The priority review voucher (PRV) programs, created by Congress with an eye to incentivizing the development of new rare pediatric and neglected tropical disease drugs, have so far rewarded a wide range of small and large biopharma companies and products, though whether PRVs have actually spurred new research remains a question.

Andrew Robertson, head of regulatory science and policy at Sanofi, and Rachel Cohen, regional executive director for the Drugs for Neglected Diseases initiative (DNDi), which recently won a PRV in a collaboration to register a Chagas disease treatment, discussed with Focus what is to come and what has transpired so far in the two nearly decade-old PRV programs.

One of the most recent developments has been the creation of a third PRV program for medical countermeasures (MCMs), adding to the pile of indications eligible for winning the lucrative reward, which can be purchased (so far for between $67 million and $350 million) and used to speed the review of a new drug, usually a potential blockbuster.
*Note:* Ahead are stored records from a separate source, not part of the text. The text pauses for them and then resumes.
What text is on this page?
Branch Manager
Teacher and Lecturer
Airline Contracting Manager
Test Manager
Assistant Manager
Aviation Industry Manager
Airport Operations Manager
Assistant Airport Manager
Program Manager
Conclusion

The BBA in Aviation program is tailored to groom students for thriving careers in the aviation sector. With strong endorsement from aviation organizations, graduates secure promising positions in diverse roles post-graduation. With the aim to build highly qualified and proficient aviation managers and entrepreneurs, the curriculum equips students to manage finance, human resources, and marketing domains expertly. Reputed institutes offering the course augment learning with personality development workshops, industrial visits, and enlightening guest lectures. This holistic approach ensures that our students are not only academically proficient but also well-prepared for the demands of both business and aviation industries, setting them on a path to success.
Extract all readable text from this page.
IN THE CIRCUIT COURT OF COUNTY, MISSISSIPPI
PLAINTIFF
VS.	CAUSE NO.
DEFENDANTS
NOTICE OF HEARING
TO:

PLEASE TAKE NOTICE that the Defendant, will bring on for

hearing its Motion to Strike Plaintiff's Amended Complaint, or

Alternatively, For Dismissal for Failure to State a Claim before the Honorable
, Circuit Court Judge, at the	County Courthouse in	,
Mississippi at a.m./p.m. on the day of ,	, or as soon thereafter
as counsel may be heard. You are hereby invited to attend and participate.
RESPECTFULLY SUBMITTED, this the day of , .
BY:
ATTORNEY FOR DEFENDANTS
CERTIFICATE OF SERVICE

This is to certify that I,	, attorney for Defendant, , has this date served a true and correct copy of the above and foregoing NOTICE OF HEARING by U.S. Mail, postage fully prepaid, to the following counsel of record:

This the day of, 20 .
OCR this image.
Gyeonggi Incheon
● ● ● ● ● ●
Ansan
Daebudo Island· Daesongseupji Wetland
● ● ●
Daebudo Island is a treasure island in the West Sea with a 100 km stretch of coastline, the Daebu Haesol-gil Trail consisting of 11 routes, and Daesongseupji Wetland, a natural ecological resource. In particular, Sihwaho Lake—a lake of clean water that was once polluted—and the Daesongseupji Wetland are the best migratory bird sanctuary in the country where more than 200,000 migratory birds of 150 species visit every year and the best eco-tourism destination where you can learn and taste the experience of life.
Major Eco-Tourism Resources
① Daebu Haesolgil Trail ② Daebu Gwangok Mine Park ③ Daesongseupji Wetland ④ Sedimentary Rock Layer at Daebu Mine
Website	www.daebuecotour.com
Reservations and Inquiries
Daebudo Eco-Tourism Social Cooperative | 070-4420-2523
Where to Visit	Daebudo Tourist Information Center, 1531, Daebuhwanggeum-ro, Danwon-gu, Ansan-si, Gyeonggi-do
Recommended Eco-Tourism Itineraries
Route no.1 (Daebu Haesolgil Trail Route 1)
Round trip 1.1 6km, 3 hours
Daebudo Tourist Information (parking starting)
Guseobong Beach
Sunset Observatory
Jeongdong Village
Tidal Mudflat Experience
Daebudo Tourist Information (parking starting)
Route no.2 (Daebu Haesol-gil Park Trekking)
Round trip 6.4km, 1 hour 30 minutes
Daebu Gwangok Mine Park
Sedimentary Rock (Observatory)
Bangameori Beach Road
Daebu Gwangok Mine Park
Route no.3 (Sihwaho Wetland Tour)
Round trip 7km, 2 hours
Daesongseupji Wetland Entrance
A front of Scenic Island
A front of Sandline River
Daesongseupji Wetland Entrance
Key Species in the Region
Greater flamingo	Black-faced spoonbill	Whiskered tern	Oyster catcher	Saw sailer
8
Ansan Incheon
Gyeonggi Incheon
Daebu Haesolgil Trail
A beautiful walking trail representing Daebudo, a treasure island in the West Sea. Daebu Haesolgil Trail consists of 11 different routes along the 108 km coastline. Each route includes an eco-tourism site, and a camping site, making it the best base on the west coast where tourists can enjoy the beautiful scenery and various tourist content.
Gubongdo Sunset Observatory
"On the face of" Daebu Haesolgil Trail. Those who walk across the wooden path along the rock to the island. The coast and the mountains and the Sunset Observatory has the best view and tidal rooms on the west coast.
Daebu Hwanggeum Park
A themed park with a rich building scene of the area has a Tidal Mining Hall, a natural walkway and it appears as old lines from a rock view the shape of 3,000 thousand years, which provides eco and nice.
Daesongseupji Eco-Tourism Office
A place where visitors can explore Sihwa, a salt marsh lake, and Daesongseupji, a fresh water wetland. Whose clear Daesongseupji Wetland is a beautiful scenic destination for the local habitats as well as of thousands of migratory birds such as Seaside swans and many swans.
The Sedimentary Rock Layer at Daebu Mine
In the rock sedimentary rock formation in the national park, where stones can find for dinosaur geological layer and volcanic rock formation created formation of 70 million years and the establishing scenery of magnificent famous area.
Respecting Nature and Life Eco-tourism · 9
As more PRVs come to market, the price that a PRV sells for was expected to and has declined, though with that decline, transparency on which vouchers are available for sale has also leveled off. But will the prices continue to fluctuate from the high of $350 million in 2015 to the more recent ones sold for about $100 million?

Robertson told Focus that the MCMs "would have a limited impact on the voucher" programs on the whole, "at least in the short term. Looking at projects currently in the pipeline, I think it’s reasonable to guess around 4 or so PRV-eligible approvals over the next 10 years," he said, which "shouldn’t drop the price too much."

The rare pediatric disease (RPD) PRV, though, will have a big impact over the next ten years, he said, noting, "If current trends hold, we should see between 35 and 40 RPD PRVs over the next 10 years. This is what would cause the most significant drop in value."

So why are there more PRVs awarded to rare pediatric disease treatments and companies than those for neglected tropical diseases? The discrepancy may not be a sign that the PRVs have necessarily spurred more research in one disease area more than in another.

Robertson noted that for rare pediatric diseases, "Many of the products were in the pipeline before the incentive was even passed into law – while some rare pediatric drugs may have relied on the PRV as an incentive, there is a strong reason to believe that several did not."

DNDi’s Cohen also explained to Focus that of the neglected tropical disease PRVs awarded, she’s seen variability among products in terms of whether original research was conducted by the companies winning the PRV, and if the drugs have been made accessible and affordable.

For instance, in 2009, Novartis won FDA approval for Coartem (artemether, lumefantrine) for the treatment of malaria, and was awarded the first PRV, but Cohen noted Coartem "has been around and registered for years" in other countries before the PRV was awarded, though Novartis has "done quite a bit to make sure it’s available and affordable."

In 2012, J&J’s Janssen won FDA approval for a tuberculosis drug known as Sirturo (bedaquiline), which the company did conduct two Phase 2 trials for, though Cohen noted there have been issues with affordability.

Knight Therapeutics, which won FDA approval in 2014 for Impavido (miltefosine) for patients with an infection spread by sand flies known as Leishmaniasis, has been "the poster child" for not ensuring availability and registering a drug that has been around for decades, Cohen said.

"Very few, if any, PRVs have been awarded as a result of new investments," Cohen said, noting that in discussions with some companies, a PRV is not likely to be enough to push a firm to invest in a specific disease area, though it does factor into the upside of moving forward an R&D project.

And as the prices for PRVs continue to fluctuate or decline, Cohen noted the importance of ensuring only products that meet strict criteria win a PRV.

"We’ve wanted to make sure the criteria are as strict as possible to truly reward novelty and access," she said, noting DNDi and its commercial partner Chemo Group’s pledges.

Cohen also said she’s seen an environment where the race to winning a PRV has hindered the sharing of research. And though she does not know how a legislative fix could help, it's been "an unfortunate consequence" of the voucher program.